Mr. America can be used to elevate La Resistance or Team Angle. Hell, they can throw together any unused talent to form an Evil Foreigner Contingent. In these bigoted times, even the FBI and Los Guerreros might qualify. And where exactly is Dudleyville, anyway? Godless Communist Canada, perhaps?
Okay, this isn’t really an observation. I just miss midgets in wrestling. I think they could play an important filler role. So many wrestlers seem to be screaming for factions in which they can shine as a leader. Midgets can be used to flesh out stables without presenting ego concerns. John Cena would do well to be seen hanging with some gangsta gnomes.
I think Chris Jericho would make an excellent Midget Lord. Just imagine them harassing Jericho’s opponents: lunkheads like Steiner or Goldberg. Gold, Jerry, gold!
5. The Buddha
Sorry, this one isn’t an observation, either. Just had a flash. Rikishi is in the doldrums, right? No one cares about his character, but the man can still perform, and the office seems keen on pushing him. So why not re-package him as The Buddha? Sure, it would be offensive, but that hasn’t stopped WWE before.
Buddha is a peaceful man, into non-violence, mediation and meditation. But his high priests Tajiri and Funaki have other ideas for him. They constantly goad him into combat, and each time a piece of the great man shrivels, until finally he re-emerges as Evil Heel Buddha! With his devastating finishers, “The Sound of One Hand Clapping” and “The Stinkface of Enlightenment”, he wreaks havoc throughout WWE until finally stopped by…. Sting! (With requisite born-again help from Shawn Michaels and Jericho’s midget army.)

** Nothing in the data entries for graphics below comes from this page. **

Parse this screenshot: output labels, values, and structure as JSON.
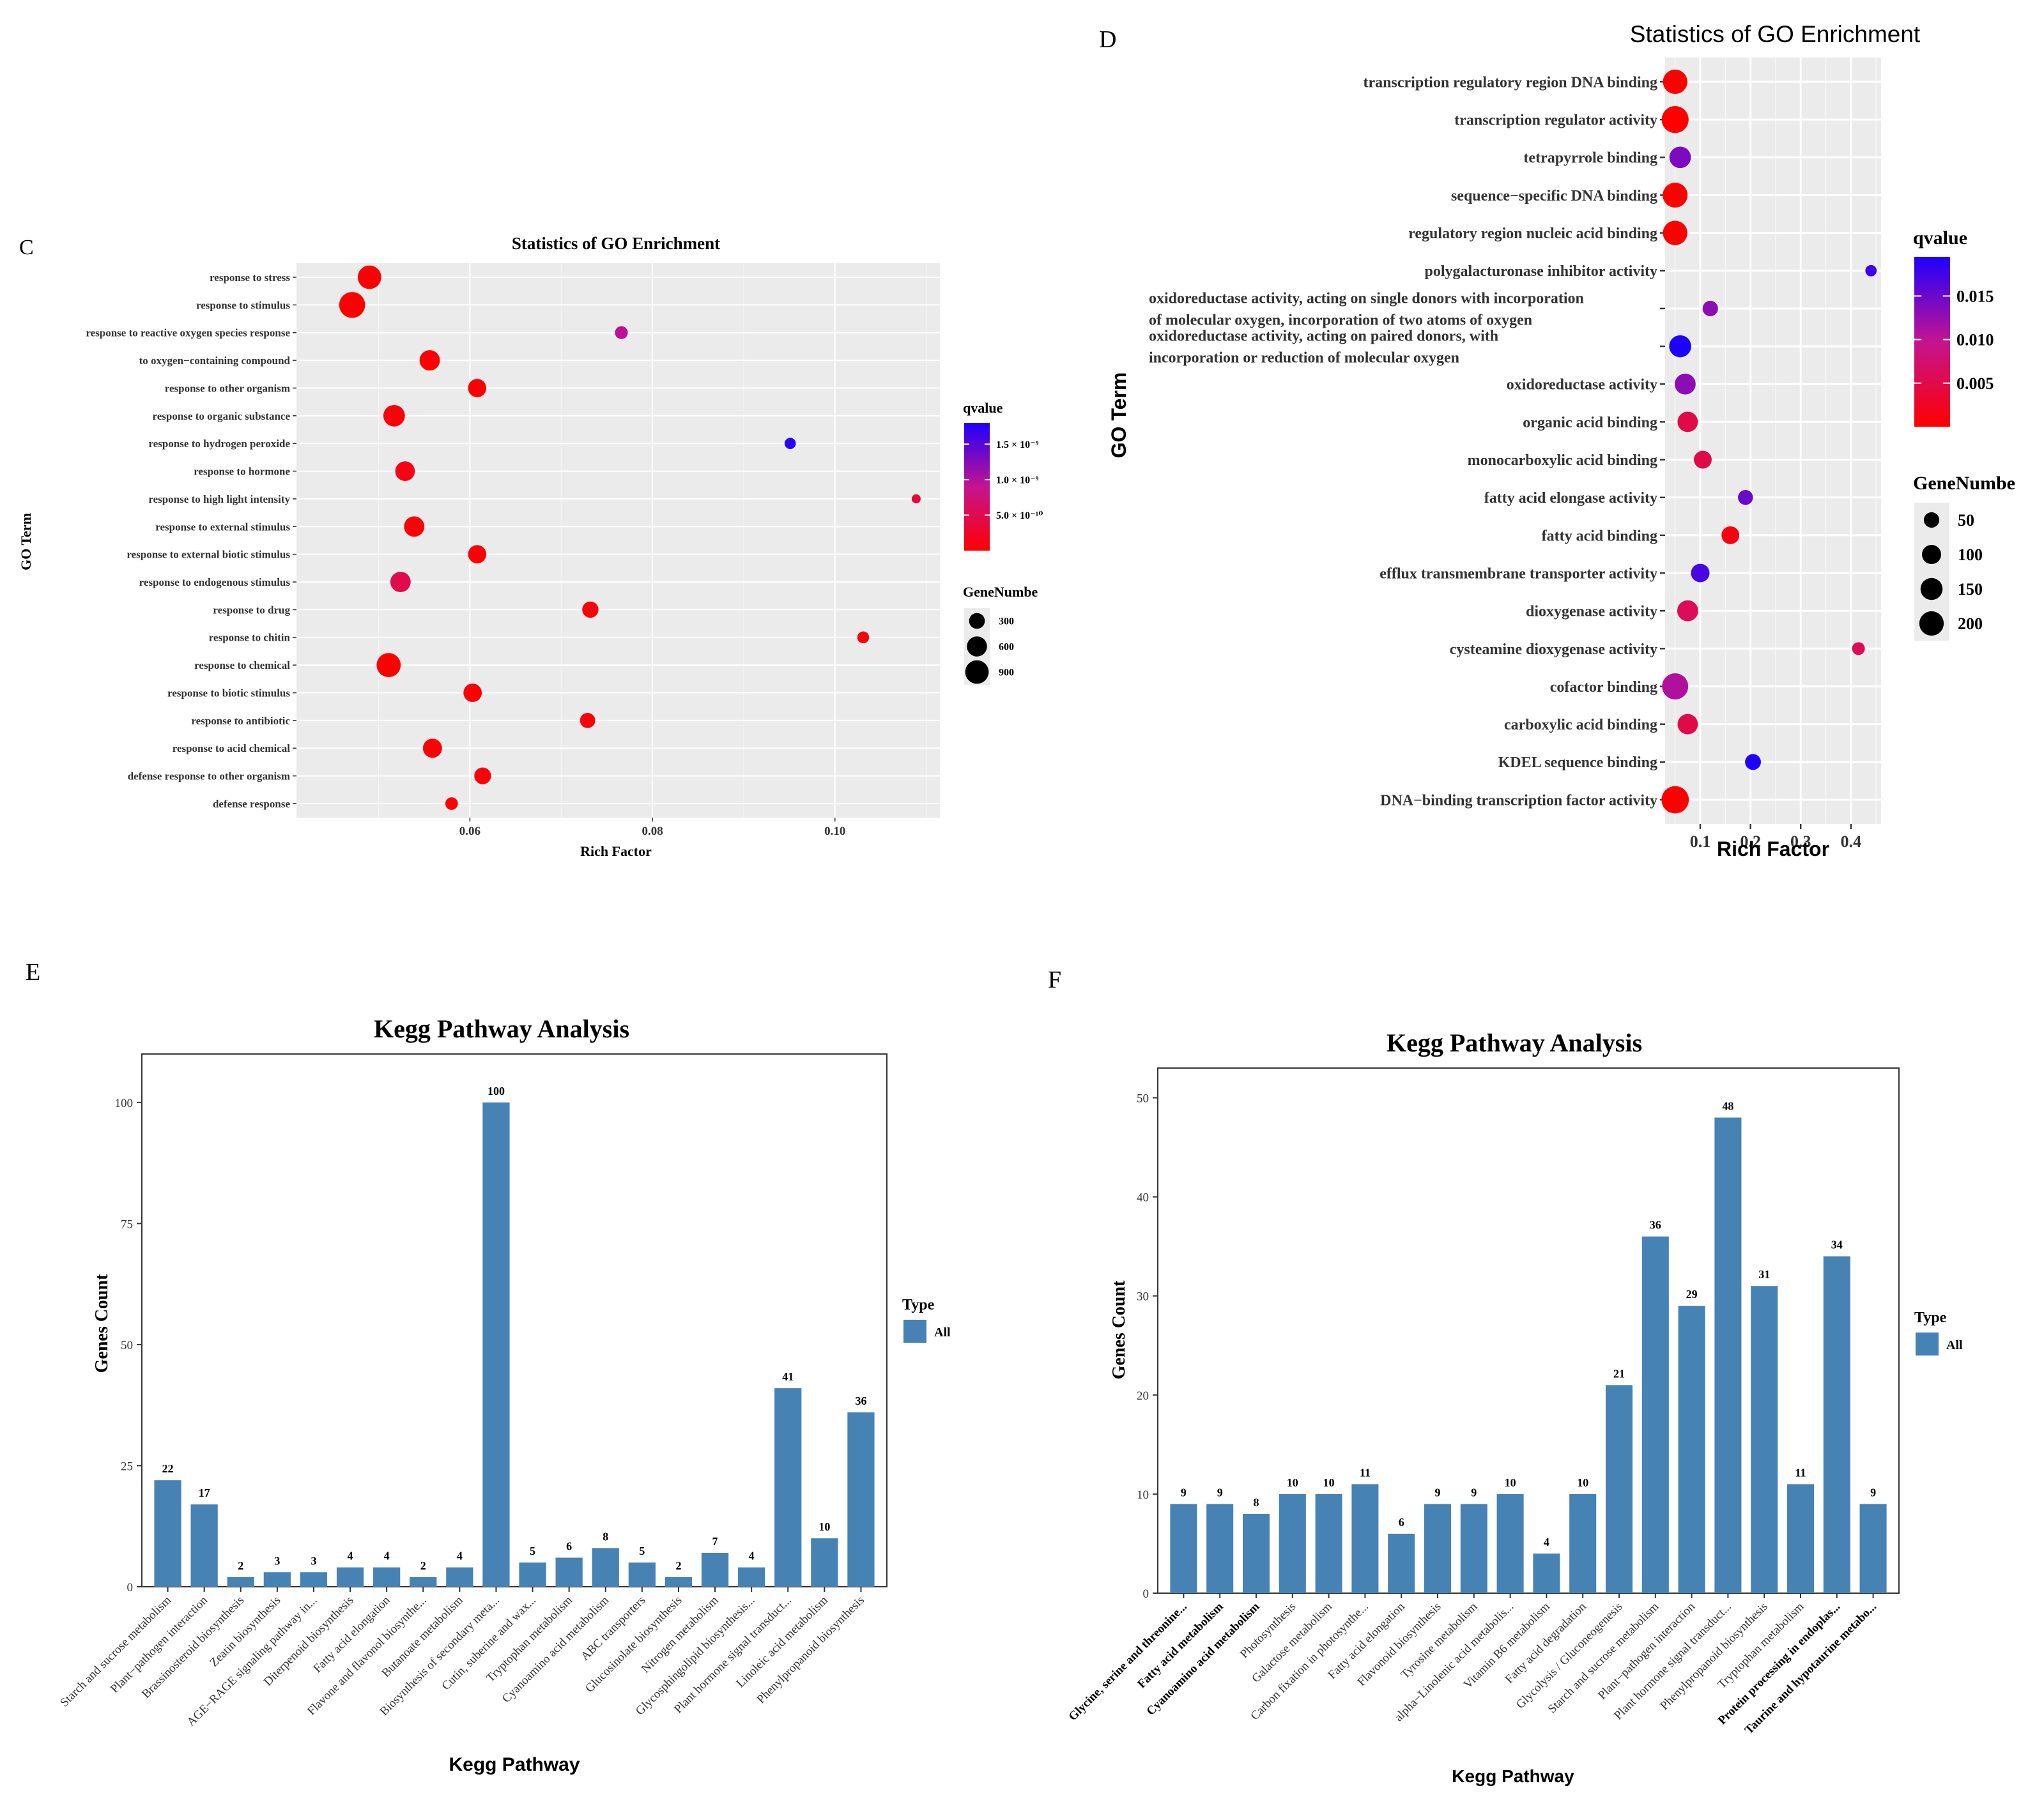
{
  "panels": {
    "C": {
      "letter": "C",
      "chart_data": {
        "type": "scatter",
        "title": "Statistics of GO Enrichment",
        "xlabel": "Rich Factor",
        "ylabel": "GO Term",
        "xlim": [
          0.041,
          0.1115
        ],
        "xticks": [
          0.06,
          0.08,
          0.1
        ],
        "xtick_labels": [
          "0.06",
          "0.08",
          "0.10"
        ],
        "grid": true,
        "points": [
          {
            "term": "response to stress",
            "x": 0.049,
            "q": 0.02,
            "genes": 900
          },
          {
            "term": "response to stimulus",
            "x": 0.0471,
            "q": 0.0,
            "genes": 1150
          },
          {
            "term": "response to reactive oxygen species response",
            "x": 0.0766,
            "q": 0.95,
            "genes": 160
          },
          {
            "term": "to oxygen−containing compound",
            "x": 0.0556,
            "q": 0.04,
            "genes": 620
          },
          {
            "term": "response to other organism",
            "x": 0.0608,
            "q": 0.02,
            "genes": 460
          },
          {
            "term": "response to organic substance",
            "x": 0.0517,
            "q": 0.07,
            "genes": 720
          },
          {
            "term": "response to hydrogen peroxide",
            "x": 0.0951,
            "q": 1.75,
            "genes": 100
          },
          {
            "term": "response to hormone",
            "x": 0.0529,
            "q": 0.12,
            "genes": 560
          },
          {
            "term": "response to high light intensity",
            "x": 0.1089,
            "q": 0.35,
            "genes": 40
          },
          {
            "term": "response to external stimulus",
            "x": 0.0539,
            "q": 0.05,
            "genes": 620
          },
          {
            "term": "response to external biotic stimulus",
            "x": 0.0608,
            "q": 0.02,
            "genes": 460
          },
          {
            "term": "response to endogenous stimulus",
            "x": 0.0524,
            "q": 0.48,
            "genes": 620
          },
          {
            "term": "response to drug",
            "x": 0.0732,
            "q": 0.05,
            "genes": 330
          },
          {
            "term": "response to chitin",
            "x": 0.1031,
            "q": 0.06,
            "genes": 120
          },
          {
            "term": "response to chemical",
            "x": 0.0511,
            "q": 0.0,
            "genes": 960
          },
          {
            "term": "response to biotic stimulus",
            "x": 0.0603,
            "q": 0.02,
            "genes": 470
          },
          {
            "term": "response to antibiotic",
            "x": 0.0729,
            "q": 0.06,
            "genes": 270
          },
          {
            "term": "response to acid chemical",
            "x": 0.0559,
            "q": 0.03,
            "genes": 520
          },
          {
            "term": "defense response to other organism",
            "x": 0.0614,
            "q": 0.02,
            "genes": 360
          },
          {
            "term": "defense response",
            "x": 0.058,
            "q": 0.04,
            "genes": 150
          }
        ],
        "color_legend": {
          "title": "qvalue",
          "labels": [
            "1.5 × 10⁻⁹",
            "1.0 × 10⁻⁹",
            "5.0 × 10⁻¹⁰"
          ],
          "values": [
            1.5,
            1.0,
            0.5
          ],
          "min": 0,
          "max": 1.8,
          "low_color": "#ff0000",
          "mid_color": "#c4148f",
          "high_color": "#1e00ff"
        },
        "size_legend": {
          "title": "GeneNumbe",
          "labels": [
            "300",
            "600",
            "900"
          ],
          "values": [
            300,
            600,
            900
          ]
        }
      }
    },
    "D": {
      "letter": "D",
      "chart_data": {
        "type": "scatter",
        "title": "Statistics of GO Enrichment",
        "xlabel": "Rich Factor",
        "ylabel": "GO Term",
        "xlim": [
          0.03,
          0.46
        ],
        "xticks": [
          0.1,
          0.2,
          0.3,
          0.4
        ],
        "xtick_labels": [
          "0.1",
          "0.2",
          "0.3",
          "0.4"
        ],
        "grid": true,
        "points": [
          {
            "term": [
              "transcription regulatory region DNA binding"
            ],
            "x": 0.05,
            "q": 0.0,
            "genes": 200
          },
          {
            "term": [
              "transcription regulator activity"
            ],
            "x": 0.05,
            "q": 0.0,
            "genes": 260
          },
          {
            "term": [
              "tetrapyrrole binding"
            ],
            "x": 0.06,
            "q": 0.014,
            "genes": 140
          },
          {
            "term": [
              "sequence−specific DNA binding"
            ],
            "x": 0.05,
            "q": 0.0,
            "genes": 210
          },
          {
            "term": [
              "regulatory region nucleic acid binding"
            ],
            "x": 0.05,
            "q": 0.0,
            "genes": 200
          },
          {
            "term": [
              "polygalacturonase inhibitor activity"
            ],
            "x": 0.44,
            "q": 0.018,
            "genes": 15
          },
          {
            "term": [
              "oxidoreductase activity, acting on single donors with incorporation",
              "of molecular oxygen, incorporation of two atoms of oxygen"
            ],
            "x": 0.12,
            "q": 0.013,
            "genes": 50
          },
          {
            "term": [
              "oxidoreductase activity, acting on paired donors, with",
              "incorporation or reduction of molecular oxygen"
            ],
            "x": 0.06,
            "q": 0.02,
            "genes": 150
          },
          {
            "term": [
              "oxidoreductase activity"
            ],
            "x": 0.07,
            "q": 0.013,
            "genes": 130
          },
          {
            "term": [
              "organic acid binding"
            ],
            "x": 0.075,
            "q": 0.005,
            "genes": 120
          },
          {
            "term": [
              "monocarboxylic acid binding"
            ],
            "x": 0.105,
            "q": 0.005,
            "genes": 80
          },
          {
            "term": [
              "fatty acid elongase activity"
            ],
            "x": 0.19,
            "q": 0.015,
            "genes": 45
          },
          {
            "term": [
              "fatty acid binding"
            ],
            "x": 0.16,
            "q": 0.001,
            "genes": 80
          },
          {
            "term": [
              "efflux transmembrane transporter activity"
            ],
            "x": 0.1,
            "q": 0.017,
            "genes": 90
          },
          {
            "term": [
              "dioxygenase activity"
            ],
            "x": 0.075,
            "q": 0.006,
            "genes": 130
          },
          {
            "term": [
              "cysteamine dioxygenase activity"
            ],
            "x": 0.415,
            "q": 0.006,
            "genes": 25
          },
          {
            "term": [
              "cofactor binding"
            ],
            "x": 0.05,
            "q": 0.011,
            "genes": 240
          },
          {
            "term": [
              "carboxylic acid binding"
            ],
            "x": 0.075,
            "q": 0.005,
            "genes": 120
          },
          {
            "term": [
              "KDEL sequence binding"
            ],
            "x": 0.205,
            "q": 0.02,
            "genes": 55
          },
          {
            "term": [
              "DNA−binding transcription factor activity"
            ],
            "x": 0.05,
            "q": 0.0,
            "genes": 270
          }
        ],
        "color_legend": {
          "title": "qvalue",
          "labels": [
            "0.015",
            "0.010",
            "0.005"
          ],
          "values": [
            0.015,
            0.01,
            0.005
          ],
          "min": 0,
          "max": 0.0195,
          "low_color": "#ff0000",
          "mid_color": "#c4148f",
          "high_color": "#1e00ff"
        },
        "size_legend": {
          "title": "GeneNumbe",
          "labels": [
            "50",
            "100",
            "150",
            "200"
          ],
          "values": [
            50,
            100,
            150,
            200
          ]
        }
      }
    },
    "E": {
      "letter": "E",
      "chart_data": {
        "type": "bar",
        "title": "Kegg Pathway Analysis",
        "xlabel": "Kegg Pathway",
        "ylabel": "Genes Count",
        "ylim": [
          0,
          110
        ],
        "yticks": [
          0,
          25,
          50,
          75,
          100
        ],
        "bar_color": "#4682b4",
        "legend": {
          "title": "Type",
          "items": [
            "All"
          ]
        },
        "categories": [
          "Starch and sucrose metabolism",
          "Plant−pathogen interaction",
          "Brassinosteroid biosynthesis",
          "Zeatin biosynthesis",
          "AGE−RAGE signaling pathway in...",
          "Diterpenoid biosynthesis",
          "Fatty acid elongation",
          "Flavone and flavonol biosynthe...",
          "Butanoate metabolism",
          "Biosynthesis of secondary meta...",
          "Cutin, suberine and wax...",
          "Tryptophan metabolism",
          "Cyanoamino acid metabolism",
          "ABC transporters",
          "Glucosinolate biosynthesis",
          "Nitrogen metabolism",
          "Glycosphingolipid biosynthesis...",
          "Plant hormone signal transduct...",
          "Linoleic acid metabolism",
          "Phenylpropanoid biosynthesis"
        ],
        "values": [
          22,
          17,
          2,
          3,
          3,
          4,
          4,
          2,
          4,
          100,
          5,
          6,
          8,
          5,
          2,
          7,
          4,
          41,
          10,
          36
        ],
        "data_labels": [
          "22",
          "17",
          "2",
          "3",
          "3",
          "4",
          "4",
          "2",
          "4",
          "100",
          "5",
          "6",
          "8",
          "5",
          "2",
          "7",
          "4",
          "41",
          "10",
          "36"
        ]
      }
    },
    "F": {
      "letter": "F",
      "chart_data": {
        "type": "bar",
        "title": "Kegg Pathway Analysis",
        "xlabel": "Kegg Pathway",
        "ylabel": "Genes Count",
        "ylim": [
          0,
          53
        ],
        "yticks": [
          0,
          10,
          20,
          30,
          40,
          50
        ],
        "bar_color": "#4682b4",
        "legend": {
          "title": "Type",
          "items": [
            "All"
          ]
        },
        "categories": [
          "Glycine, serine and threonine...",
          "Fatty acid metabolism",
          "Cyanoamino acid metabolism",
          "Photosynthesis",
          "Galactose metabolism",
          "Carbon fixation in photosynthe...",
          "Fatty acid elongation",
          "Flavonoid biosynthesis",
          "Tyrosine metabolism",
          "alpha−Linolenic acid metabolis...",
          "Vitamin B6 metabolism",
          "Fatty acid degradation",
          "Glycolysis / Gluconeogenesis",
          "Starch and sucrose metabolism",
          "Plant−pathogen interaction",
          "Plant hormone signal transduct...",
          "Phenylpropanoid biosynthesis",
          "Tryptophan metabolism",
          "Protein processing in endoplas...",
          "Taurine and hypotaurine metabo..."
        ],
        "bold_categories": [
          true,
          true,
          true,
          false,
          false,
          false,
          false,
          false,
          false,
          false,
          false,
          false,
          false,
          false,
          false,
          false,
          false,
          false,
          true,
          true
        ],
        "values": [
          9,
          9,
          8,
          10,
          10,
          11,
          6,
          9,
          9,
          10,
          4,
          10,
          21,
          36,
          29,
          48,
          31,
          11,
          34,
          9
        ],
        "data_labels": [
          "9",
          "9",
          "8",
          "10",
          "10",
          "11",
          "6",
          "9",
          "9",
          "10",
          "4",
          "10",
          "21",
          "36",
          "29",
          "48",
          "31",
          "11",
          "34",
          "9"
        ]
      }
    }
  }
}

(The 411 legal team wishes to remind readers that, as a godless Communist Canadian, Dr. Deonandan’s offensive heathen views are not representative of the good, Jesus-loving folk at 411mania.com.)
6. Nash Strokes (His Chin)
I have a question. When in deep thought, does anyone actually look at the ceiling and stroke his chin? Or is this strictly a wrestling thing? When Nash was pondering his world-stopping decision of whether to join or reject HHH, there he was backstage, looking somberly upward and stroking his chin. Other wrestlers do it, too. Look for it. Is it in a brochure all new WWE employees get during the orientation seminar?
All right, I’ve wasted enough time today. Until next column, I’m godless Canadian Communist Raywat Deonandan, he of the potentially nuclear dick.